The format will be either int (2234), float (10.234) or engineering (1.20E5), whichever is shorter. The score is then padded with left whitespaces to obtained the desired number of
characters
.
-
dnachisel.biotools.
sequence_to_biopython_record
(sequence, id='<unknown id>', name='<unknown name>', features=())[source]¶ Return a SeqRecord of the sequence, ready to be Genbanked.
-
dnachisel.biotools.
sequences_differences
(seq1, seq2)[source]¶ Return the number of nucleotides that differ in the two sequences.
seq1, seq2 should be strings of DNA sequences e.g. “ATGCTGTGC”
-
dnachisel.biotools.
sequences_differences_array
(seq1, seq2)[source]¶ Return an array [0, 0, 1, 0, …] with 1s for sequence differences.
seq1, seq2 should both be ATGC strings.
-
dnachisel.biotools.
sequences_differences_segments
(seq1, seq2)[source]¶ Return the list of segments on which sequence seq1 differs from seq2.

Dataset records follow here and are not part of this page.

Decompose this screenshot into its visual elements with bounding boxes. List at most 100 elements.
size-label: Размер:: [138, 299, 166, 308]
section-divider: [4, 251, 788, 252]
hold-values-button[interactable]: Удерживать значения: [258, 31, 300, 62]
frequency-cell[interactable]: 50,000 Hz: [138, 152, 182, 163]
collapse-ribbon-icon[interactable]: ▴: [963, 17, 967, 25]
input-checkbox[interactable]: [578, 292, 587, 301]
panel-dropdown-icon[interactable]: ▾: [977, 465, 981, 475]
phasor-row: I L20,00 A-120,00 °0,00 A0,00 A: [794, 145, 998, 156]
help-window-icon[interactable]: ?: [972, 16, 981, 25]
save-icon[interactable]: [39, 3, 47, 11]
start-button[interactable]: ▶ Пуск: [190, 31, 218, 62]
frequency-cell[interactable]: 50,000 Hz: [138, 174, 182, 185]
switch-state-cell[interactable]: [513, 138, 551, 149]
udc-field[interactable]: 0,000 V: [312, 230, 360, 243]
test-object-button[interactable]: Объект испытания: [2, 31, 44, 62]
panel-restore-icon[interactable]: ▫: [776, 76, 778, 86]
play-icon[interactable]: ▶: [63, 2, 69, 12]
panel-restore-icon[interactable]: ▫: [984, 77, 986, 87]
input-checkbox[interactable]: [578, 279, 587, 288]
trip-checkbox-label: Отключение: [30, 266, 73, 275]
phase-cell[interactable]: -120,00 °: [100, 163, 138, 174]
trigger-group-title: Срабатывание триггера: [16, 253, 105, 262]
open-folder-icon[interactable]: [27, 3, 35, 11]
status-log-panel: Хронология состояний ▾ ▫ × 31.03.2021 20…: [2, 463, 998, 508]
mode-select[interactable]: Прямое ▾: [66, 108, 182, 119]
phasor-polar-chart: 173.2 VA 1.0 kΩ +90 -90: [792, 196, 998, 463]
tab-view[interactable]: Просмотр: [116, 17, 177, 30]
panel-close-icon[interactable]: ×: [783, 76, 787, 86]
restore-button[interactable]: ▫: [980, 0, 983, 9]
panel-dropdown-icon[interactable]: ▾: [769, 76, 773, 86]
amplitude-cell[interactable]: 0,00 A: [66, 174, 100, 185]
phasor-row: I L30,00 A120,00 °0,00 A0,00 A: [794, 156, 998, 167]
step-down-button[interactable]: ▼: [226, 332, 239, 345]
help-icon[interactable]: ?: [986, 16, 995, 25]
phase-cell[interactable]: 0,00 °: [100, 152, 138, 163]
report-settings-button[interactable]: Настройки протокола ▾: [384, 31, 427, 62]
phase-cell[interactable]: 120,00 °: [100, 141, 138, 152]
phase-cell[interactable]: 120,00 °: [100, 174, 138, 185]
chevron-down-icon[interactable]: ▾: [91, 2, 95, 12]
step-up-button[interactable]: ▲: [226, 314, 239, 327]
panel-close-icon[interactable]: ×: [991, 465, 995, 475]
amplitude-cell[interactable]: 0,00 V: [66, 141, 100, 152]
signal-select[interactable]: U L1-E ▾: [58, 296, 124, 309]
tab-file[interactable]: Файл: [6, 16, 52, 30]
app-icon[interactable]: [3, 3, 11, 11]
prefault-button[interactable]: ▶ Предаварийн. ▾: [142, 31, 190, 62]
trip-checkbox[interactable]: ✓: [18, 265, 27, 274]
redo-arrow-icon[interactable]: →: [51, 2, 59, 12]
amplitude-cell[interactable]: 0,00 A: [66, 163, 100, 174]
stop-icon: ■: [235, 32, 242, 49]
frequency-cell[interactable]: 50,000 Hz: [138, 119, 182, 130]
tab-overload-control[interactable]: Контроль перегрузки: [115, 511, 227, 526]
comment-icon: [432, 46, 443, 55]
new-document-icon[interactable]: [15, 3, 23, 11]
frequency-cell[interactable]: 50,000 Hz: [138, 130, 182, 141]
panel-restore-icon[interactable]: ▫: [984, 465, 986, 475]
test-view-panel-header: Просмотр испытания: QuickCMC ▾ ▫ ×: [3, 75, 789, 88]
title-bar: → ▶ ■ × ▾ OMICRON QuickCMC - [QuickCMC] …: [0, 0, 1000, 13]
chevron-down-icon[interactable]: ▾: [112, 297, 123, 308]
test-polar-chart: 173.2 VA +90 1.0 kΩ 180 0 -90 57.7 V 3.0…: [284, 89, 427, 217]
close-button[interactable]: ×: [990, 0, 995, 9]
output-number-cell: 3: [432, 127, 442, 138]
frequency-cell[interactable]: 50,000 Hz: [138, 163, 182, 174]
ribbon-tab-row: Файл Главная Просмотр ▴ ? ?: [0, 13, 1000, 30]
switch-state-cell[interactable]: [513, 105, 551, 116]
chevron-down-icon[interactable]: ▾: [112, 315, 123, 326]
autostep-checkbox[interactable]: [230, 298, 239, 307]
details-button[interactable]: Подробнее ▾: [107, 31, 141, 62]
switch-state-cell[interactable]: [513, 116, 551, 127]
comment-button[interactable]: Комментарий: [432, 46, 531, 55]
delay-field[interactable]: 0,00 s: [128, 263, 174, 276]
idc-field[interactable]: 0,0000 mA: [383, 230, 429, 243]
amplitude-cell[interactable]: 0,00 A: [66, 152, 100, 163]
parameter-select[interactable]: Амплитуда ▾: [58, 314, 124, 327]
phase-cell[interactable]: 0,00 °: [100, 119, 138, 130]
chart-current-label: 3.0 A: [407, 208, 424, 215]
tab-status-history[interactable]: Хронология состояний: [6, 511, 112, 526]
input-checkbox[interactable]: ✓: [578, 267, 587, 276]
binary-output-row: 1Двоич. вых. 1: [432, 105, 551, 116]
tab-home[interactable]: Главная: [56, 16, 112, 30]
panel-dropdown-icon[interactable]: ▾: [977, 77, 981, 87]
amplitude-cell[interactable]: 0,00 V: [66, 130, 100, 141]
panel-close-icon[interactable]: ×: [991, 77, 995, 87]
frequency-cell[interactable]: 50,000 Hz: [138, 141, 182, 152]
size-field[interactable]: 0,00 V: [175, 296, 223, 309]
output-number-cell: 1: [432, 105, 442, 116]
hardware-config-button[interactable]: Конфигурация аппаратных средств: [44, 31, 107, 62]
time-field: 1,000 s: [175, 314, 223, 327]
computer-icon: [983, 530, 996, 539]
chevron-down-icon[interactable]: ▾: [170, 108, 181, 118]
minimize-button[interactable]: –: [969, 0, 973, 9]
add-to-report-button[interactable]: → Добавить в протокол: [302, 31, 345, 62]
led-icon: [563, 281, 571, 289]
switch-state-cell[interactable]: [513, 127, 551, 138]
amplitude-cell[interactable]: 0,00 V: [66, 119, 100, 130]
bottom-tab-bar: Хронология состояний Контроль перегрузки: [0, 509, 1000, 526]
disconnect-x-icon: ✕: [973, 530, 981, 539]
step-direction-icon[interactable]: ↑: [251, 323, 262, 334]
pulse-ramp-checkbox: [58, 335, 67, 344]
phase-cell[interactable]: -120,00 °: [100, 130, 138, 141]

The list is of the form [(start1, end1), (start2, end2), etc.]
- Parameters
- seq1, seq2
ATGC sequences to be compared
-
dnachisel.biotools.
subdivide_window
(window, max_span)[source]¶ Subdivide a window (start, end) into windows of size < max_span (start, i_1), (i_1, i_2), … (i_n, end)
-
dnachisel.biotools.
translate
(dna_sequence, table='Standard', assume_start_codon=False)[source]¶ Translate the DNA sequence into an amino-acids sequence “MLKYQT…”. If
translation_table
is the name or number of a NCBI genetic table, Biopython will be used. See here for options:http://biopython.org/DIST/docs/tutorial/Tutorial.html#htoc25
translation_table
can also be a dictionary of the form{"ATT": "M", "CTC": "X", etc.}
for more exotic translation tablesIf assume_start_codon is True and the first codon is a start codon in the given genetic table, then the first amino acid will be M (methionine).
-
dnachisel.biotools.
windows_overlap
(window1, window2)[source]¶ Return the overlap span between two windows.
- Parameters
- window1, window2
Each window is a couple of the form (start, end) indicating the range of a segment of integers.
- Returns
- None
In case the two windows do not overlap.
- [start, end]
The coordinates of the overlap segment if there is one.
-
dnachisel.biotools.
write_record
(record, target, file_format='genbank', remove_locationless_features=True, max_name_length=20)[source]¶ Write a record as genbank, fasta, etc. via Biopython, with fixes.
- Parameters
- record
A biopython record.
- target
Path to a file or filelike object.
- file_format
Format, either Genbank or fasta.
- remove_locationless_features
If True, will remove all features whose location is None, to avoid a Biopython bug
- max_name_length
The record’s name will be truncated if longer than this (also here to avoid a Biopython bug).